Dussehra is the tenth and final day of Navratri, the ten-day long festival of worship of the female form of Shakti embodied by Goddess Durga whose name in Sanskrit means “the inaccessible”.
A monster called Mahishasur had terrorised the heavens. He was half-man and half-bull, a savage demon by birth. Neither Vishnu nor Shiva could defeat him.
They jointly invoked the power of Shakti was and Durga was created to defeat Mahishasur. She rode astride a ferocious on a lion and carried several weapons including a trident or trishul with which she finally killed Mahishasur and regained heaven for the Gods.
Since then she is venerated as a symbol of female power signifying the triumph of good over evil.
Even in the Vedas and Puranas, Durga has been mentioned as a deity who should be worshipped in her dual and complementary aspects of benediction and destruction. She is addressed by various names and revered in many forms.
She is variously referred to as Uma meaning “the light”; Gauri meaning “the shining”; Parvati meaning “the mountain queen”; and Jagatmata meaning “the universal mother”; Kali meaning “the thunderous”; Chandi meaning “the fierce”; and Bhairavi meaning “the terrifying.”
She is the divine consort of Shiva and is worshipped across India throughout Navratri celebrated differently in different states.
Dussehra and its significance in the Ramayana
In the Ramayana it is described how Rama’s wife Sita was abducted by Ravana the demon-king of Lanka.
He has been so enamoured of Sita’s beauty that he deceitfully disguised himself as a hermit seeking alms and when she emerged from the cottage to give him food and charity, he abducted her.
To protect her honour and regain her to safety, Rama had fought him Great War.
In the last ten days of fighting he had performed Chandi Puja to invoke Goddess Durga and seek her aid in defeating Ravana who had ten heads and seemed invincible.
The moment one head was cut off another grew in its place. Goddess Durga had given Ram the Brahmastra or divine weapon with which to defeat Ravana and on the tenth day of the war, Rama had emerged victorious.
This day is called Dussehra or Vijayadashami meaning the victorious tenth day. It is a signifier of the triumph of good over evil.

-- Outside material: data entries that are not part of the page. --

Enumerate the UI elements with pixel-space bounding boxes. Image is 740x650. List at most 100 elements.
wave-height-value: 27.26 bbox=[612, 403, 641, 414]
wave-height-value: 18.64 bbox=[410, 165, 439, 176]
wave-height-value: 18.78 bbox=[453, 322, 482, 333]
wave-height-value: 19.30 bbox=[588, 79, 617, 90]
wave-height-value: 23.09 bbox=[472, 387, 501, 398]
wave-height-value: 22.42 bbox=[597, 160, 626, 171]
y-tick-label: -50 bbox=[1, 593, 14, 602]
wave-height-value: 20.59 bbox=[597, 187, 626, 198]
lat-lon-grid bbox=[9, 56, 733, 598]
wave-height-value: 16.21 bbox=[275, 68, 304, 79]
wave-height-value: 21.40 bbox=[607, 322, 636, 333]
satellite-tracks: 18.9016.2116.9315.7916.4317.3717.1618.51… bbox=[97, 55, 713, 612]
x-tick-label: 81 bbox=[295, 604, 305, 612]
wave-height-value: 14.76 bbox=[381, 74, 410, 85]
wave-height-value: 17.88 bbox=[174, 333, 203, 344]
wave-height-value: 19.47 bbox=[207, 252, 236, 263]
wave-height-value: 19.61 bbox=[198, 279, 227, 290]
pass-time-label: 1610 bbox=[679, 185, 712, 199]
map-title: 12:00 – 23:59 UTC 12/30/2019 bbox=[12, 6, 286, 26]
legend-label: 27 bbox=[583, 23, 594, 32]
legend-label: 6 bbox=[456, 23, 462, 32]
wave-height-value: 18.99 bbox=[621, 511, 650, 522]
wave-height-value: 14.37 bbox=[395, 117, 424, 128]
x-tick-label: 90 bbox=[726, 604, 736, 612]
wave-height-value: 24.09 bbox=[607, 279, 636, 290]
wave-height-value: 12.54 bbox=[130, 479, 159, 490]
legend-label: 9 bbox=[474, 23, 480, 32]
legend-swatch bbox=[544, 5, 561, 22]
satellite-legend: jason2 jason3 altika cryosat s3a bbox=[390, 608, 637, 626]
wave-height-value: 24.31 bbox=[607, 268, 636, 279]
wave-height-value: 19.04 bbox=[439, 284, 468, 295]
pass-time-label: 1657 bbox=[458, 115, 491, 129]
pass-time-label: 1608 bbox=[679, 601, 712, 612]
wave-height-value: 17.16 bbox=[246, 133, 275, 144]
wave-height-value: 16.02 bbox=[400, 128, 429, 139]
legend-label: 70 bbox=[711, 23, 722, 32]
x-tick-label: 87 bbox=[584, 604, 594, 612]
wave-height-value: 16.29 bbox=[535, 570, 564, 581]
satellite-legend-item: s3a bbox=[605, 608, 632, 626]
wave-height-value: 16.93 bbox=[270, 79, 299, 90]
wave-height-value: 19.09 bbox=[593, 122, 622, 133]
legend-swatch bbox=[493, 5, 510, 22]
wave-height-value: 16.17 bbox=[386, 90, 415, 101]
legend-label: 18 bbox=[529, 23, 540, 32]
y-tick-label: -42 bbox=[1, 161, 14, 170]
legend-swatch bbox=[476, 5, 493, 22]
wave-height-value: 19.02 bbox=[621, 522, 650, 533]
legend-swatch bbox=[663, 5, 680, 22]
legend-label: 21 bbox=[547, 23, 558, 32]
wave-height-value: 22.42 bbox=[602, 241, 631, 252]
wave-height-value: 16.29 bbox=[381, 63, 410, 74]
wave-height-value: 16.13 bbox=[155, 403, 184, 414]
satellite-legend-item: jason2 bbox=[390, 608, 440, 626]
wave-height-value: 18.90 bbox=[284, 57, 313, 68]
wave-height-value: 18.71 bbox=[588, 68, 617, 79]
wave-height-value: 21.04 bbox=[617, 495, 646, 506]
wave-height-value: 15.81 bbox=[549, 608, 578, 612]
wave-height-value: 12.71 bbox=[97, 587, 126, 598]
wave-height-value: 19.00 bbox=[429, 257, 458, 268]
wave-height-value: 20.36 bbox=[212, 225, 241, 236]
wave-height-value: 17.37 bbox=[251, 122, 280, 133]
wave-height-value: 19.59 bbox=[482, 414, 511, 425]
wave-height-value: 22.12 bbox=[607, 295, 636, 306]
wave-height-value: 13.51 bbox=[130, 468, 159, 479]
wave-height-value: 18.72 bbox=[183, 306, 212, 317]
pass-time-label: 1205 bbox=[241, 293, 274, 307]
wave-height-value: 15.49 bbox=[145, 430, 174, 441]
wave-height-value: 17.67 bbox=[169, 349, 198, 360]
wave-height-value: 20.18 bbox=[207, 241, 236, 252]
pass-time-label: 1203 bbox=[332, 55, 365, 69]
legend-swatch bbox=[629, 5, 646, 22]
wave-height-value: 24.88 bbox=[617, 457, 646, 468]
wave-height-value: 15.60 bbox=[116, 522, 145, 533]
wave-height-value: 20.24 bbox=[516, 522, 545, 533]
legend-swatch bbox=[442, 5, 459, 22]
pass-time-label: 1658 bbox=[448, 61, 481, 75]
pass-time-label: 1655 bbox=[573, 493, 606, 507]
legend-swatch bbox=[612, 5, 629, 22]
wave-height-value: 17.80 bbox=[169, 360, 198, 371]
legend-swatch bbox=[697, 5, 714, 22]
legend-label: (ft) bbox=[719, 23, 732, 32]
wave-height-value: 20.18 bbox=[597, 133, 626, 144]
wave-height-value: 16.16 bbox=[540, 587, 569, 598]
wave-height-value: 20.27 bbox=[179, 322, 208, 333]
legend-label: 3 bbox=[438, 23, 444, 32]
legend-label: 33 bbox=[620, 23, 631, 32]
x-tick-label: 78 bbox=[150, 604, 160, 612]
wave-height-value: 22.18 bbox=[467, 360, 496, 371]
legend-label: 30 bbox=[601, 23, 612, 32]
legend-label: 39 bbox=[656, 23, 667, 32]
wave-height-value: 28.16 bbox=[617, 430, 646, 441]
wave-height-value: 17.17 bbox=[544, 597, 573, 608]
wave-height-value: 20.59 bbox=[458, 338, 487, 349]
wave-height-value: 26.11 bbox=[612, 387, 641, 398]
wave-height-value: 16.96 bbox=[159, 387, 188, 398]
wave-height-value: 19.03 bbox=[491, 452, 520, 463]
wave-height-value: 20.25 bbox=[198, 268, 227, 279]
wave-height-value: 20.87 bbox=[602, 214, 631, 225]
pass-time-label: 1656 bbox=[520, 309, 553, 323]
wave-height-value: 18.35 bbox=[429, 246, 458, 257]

In Hindu mythology this is also celebrated as the day Goddess Durga vanquished the demon Mahishasura.
Cultural Impact of Dussehra
Dussehra is celebrated differently in different parts of the country. In the northern part of India it is usually celebrated with song, dance, drama and pageantry as the “Ramleela” continues.
These are drama forms where various episodes of the Ramayana and are enacted in different localities of towns, villages and cities. Huge effigies of Ravana are erected and filled with fireworks.
These effigies are life-size and are shot at with fiery arrows after which the fireworks explode and Ravana is burnt. The burning of Ravana symbolises the eradication of evil from society.
In western India Dussehra is celebrated in Gujarat with great pomp and splendour after a nine day long festival of dance called “garba” and “dandiya.”
These dance programmes and devotional music programmes carry on till late at night and till the early hours of the morning.
The tenth day of the festival culminates with the immersion of the deity and final prayers. This is an immense socio-cultural phenomenon recognised internationally.
In eastern India, especially in West Bengal Dussehra is celebrated as the last day of Durga Puja or Durgotsava in which the female power of the universal mother Goddess Durga is venerated.
Goddess Durga is welcomed on her visit to earth which is her paternal home for ten days of Durga Puja after which she is sent back amid pomp and glory to reunite with her husband Shiva.
This is done through “visarjan” or “immersion”. On the day of Dussehra which is called “Dashami” or “Vijayadashami” women pray and then apply vermilion or “sindoor” to the goddess and then to each other as the goddess is sent for immersion. This final spectacle is called “sindoor khela”.
In Southern India all three female goddesses are worshipped, Durga Laxmi and Saraswati, and they are venerated with lights, lamps, flowers and offerings on the day of Dussehra which culminates after nine days of worship of the female forms of strength, knowledge and prosperity.
Dussehra involves a lot of spectacle and pageant in South India with dance, pageantry and special food prepared for the offerings to the goddesses.
Dussehra is important for various reasons. First it is the culmination of the holy festival of Navratri. Second, it is the beginning of the preparations to Diwali.
In the Ramayana Diwali is the day on which Rama, Lakshmana and Sita completed their exile and returned home to Ayodhya.
Thus Dussehra signifies an end and leads us to Diwali which signifies a new beginning and many regions celebrate this as a new year, financial and personal. Dussehra is a national occasion of secular bonding.
It spreads the message of goodness and universal brotherhood. It reaffirms our faith in divine power. Nearly all working professionals get a week’s vacation and thus enjoy the festival either in their city or out of it.
Dussehra is the best time of the year to enjoy festival offers, engage in cultural activities and explore the country to get a taste of its unity in diversity.